第45話
「観月ちゃん!」
黒山の人だかりをかき分けて矢道の横に出た佳乃が見たものは、射位に立って礼配を行う『メイド嬢』だった。
格好とは対照的な豪快な射で的を射抜くと、周囲から大きな歓声が上がる。
「茅野さん・・・これはどういう事?」
現状を理解出来ていない佳乃は、取敢えず近くでオーダーを取っていた詩織を掴まえた。
「ひゃっ、月島さん!?」
詩織は彼女の姿を認めると、あわあわと慌てふためいて釈明を始める。
「ごめんなさい、一度は止めたんですが・・・私の発言が何か変な方向に行っちゃったみたいで」
「変な方向にも程があるわ」
「うう、ごめんなさい」
トレーを抱えて頭を下げるメイド姿の詩織を置いて、佳乃は道場の中に足を踏み入れた。
「今すぐ中止にしなさい、観月!!」
「あらよしのん、遅かったわね」
タオルで額の汗を拭っていた観月は、不敵な表情を浮かべた。
「ここの催物の責任者になったからには、グランプリを狙うわよ」
「だからって、これはやりすぎでしょっ」
「カタイ事言わないの」
と、ここで観月はポンと手を打った。
「そうだよしのん、今から競射で勝負しない?」
「え」
「よしのんが勝ったら、止めてあげてもいいわよ」
「え、え」
「それに、浴衣娘vsメイド嬢って、結構画になるんじゃない」
「な、何言って」
佳乃の声は、周囲のギャラリーの歓声にかき消された。
「すげー、いいぞ」
「やれやれー」
「この2人、確かミス都高争ってるんだろ」
「ここで決着を付けるのか」
「えええ」
状況に付いて行けない佳乃の傍に、彼女の弓具一式を抱えた燕尾服姿の男子部員が近付いて来た。

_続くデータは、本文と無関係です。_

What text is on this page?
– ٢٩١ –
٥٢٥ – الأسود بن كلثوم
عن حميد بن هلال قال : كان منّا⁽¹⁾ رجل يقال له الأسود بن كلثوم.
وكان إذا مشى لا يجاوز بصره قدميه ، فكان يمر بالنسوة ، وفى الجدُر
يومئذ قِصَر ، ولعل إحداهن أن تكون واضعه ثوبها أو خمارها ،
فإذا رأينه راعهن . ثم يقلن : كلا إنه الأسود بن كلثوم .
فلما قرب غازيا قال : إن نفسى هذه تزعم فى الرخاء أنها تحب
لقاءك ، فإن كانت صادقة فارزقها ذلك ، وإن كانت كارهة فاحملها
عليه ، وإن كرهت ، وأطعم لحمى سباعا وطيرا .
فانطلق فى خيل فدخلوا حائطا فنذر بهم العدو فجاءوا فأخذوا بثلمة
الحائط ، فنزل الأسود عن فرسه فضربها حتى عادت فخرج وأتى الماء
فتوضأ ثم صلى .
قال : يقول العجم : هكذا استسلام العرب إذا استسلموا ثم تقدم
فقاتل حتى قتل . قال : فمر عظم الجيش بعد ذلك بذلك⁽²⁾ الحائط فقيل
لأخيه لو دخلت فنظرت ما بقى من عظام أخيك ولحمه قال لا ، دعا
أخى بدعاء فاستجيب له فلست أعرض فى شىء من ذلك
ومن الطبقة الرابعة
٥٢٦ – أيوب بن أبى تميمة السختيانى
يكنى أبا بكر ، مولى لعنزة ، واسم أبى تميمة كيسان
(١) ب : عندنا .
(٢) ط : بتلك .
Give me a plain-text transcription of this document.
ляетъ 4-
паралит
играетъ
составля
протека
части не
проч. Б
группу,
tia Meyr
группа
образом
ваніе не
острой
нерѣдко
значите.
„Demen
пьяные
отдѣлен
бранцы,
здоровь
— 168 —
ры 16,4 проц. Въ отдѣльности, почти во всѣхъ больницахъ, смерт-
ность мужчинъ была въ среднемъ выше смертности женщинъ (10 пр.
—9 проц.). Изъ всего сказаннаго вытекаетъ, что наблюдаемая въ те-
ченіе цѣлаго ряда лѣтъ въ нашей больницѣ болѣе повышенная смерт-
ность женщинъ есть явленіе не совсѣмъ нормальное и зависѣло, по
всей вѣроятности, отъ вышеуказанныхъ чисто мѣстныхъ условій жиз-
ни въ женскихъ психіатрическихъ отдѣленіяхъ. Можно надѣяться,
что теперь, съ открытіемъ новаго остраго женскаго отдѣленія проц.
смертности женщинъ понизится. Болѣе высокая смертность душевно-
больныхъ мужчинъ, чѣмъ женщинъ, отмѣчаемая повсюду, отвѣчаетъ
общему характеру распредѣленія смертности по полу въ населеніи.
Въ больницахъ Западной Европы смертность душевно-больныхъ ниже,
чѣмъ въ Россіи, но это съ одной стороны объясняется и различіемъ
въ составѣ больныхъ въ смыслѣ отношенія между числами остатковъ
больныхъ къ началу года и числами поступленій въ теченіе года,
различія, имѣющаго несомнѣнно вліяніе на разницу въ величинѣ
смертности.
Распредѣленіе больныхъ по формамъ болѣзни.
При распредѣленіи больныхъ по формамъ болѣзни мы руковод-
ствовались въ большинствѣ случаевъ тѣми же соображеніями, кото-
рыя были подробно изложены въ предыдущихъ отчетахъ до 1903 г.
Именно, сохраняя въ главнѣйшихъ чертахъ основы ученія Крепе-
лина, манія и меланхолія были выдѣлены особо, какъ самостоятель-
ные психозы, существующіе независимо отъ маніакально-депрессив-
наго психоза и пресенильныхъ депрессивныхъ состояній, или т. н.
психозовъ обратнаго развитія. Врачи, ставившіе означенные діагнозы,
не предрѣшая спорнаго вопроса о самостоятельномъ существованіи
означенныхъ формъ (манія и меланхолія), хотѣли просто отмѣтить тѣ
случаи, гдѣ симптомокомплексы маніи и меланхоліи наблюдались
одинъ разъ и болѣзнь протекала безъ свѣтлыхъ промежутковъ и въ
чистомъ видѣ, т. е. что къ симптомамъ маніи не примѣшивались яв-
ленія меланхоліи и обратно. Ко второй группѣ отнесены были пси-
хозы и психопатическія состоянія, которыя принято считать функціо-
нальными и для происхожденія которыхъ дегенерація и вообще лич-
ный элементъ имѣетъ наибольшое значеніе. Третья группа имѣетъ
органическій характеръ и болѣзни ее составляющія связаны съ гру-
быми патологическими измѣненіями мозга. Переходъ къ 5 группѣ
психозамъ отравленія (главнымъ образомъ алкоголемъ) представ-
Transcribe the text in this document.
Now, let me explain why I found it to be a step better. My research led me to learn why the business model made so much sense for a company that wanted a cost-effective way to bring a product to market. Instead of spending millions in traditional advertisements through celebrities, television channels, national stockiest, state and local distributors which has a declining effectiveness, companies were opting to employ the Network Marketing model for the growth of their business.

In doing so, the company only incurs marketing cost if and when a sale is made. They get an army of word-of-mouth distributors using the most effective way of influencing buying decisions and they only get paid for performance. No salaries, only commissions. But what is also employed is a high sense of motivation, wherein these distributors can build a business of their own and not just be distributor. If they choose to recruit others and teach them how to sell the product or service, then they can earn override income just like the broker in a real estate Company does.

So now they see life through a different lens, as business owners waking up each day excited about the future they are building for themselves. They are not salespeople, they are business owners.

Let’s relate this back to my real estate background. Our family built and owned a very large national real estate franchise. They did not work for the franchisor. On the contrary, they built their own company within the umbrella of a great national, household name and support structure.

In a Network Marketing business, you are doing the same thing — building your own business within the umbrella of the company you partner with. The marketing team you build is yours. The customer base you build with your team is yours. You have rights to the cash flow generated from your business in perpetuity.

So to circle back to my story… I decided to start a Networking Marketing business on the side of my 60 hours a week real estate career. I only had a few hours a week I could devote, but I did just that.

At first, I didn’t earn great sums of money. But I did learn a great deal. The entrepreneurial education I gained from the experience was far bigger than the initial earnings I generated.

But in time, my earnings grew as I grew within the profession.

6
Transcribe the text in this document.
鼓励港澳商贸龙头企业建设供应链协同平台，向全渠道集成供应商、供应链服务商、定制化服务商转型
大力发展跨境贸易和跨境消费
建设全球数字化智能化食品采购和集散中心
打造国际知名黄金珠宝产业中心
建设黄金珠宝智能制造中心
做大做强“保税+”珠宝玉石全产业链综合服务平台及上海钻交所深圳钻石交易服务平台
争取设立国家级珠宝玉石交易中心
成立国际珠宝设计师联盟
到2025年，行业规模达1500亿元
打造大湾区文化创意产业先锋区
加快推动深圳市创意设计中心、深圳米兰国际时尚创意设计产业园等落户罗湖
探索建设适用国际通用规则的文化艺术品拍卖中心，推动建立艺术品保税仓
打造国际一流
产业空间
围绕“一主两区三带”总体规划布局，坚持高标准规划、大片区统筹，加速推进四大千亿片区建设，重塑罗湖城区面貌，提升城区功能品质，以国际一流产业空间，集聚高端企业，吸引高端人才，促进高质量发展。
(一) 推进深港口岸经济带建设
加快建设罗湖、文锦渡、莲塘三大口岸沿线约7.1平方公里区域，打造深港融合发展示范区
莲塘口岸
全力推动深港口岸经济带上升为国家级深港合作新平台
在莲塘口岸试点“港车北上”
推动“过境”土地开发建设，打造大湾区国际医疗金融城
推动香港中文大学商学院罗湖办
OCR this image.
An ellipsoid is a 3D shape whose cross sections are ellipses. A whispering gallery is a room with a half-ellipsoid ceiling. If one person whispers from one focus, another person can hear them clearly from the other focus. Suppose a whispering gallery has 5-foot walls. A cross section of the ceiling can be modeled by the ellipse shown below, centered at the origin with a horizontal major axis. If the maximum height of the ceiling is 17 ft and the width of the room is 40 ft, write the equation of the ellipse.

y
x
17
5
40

「ごめん月島さん、こうなったらやって貰うしかないよ」
「三杉君まで、そんな事言っても・・・」
「頼む、一射だけでいいから」
「あう」
逃げられない事を悟った佳乃は、腹を括った。
袖口から引き抜いたピンで前髪を止める。
「仕方ない、一本で決着付けるわよっ」
「そォこなくっちゃ!!」
観月は嬉々とした表情で、新しい矢を取りに向かった。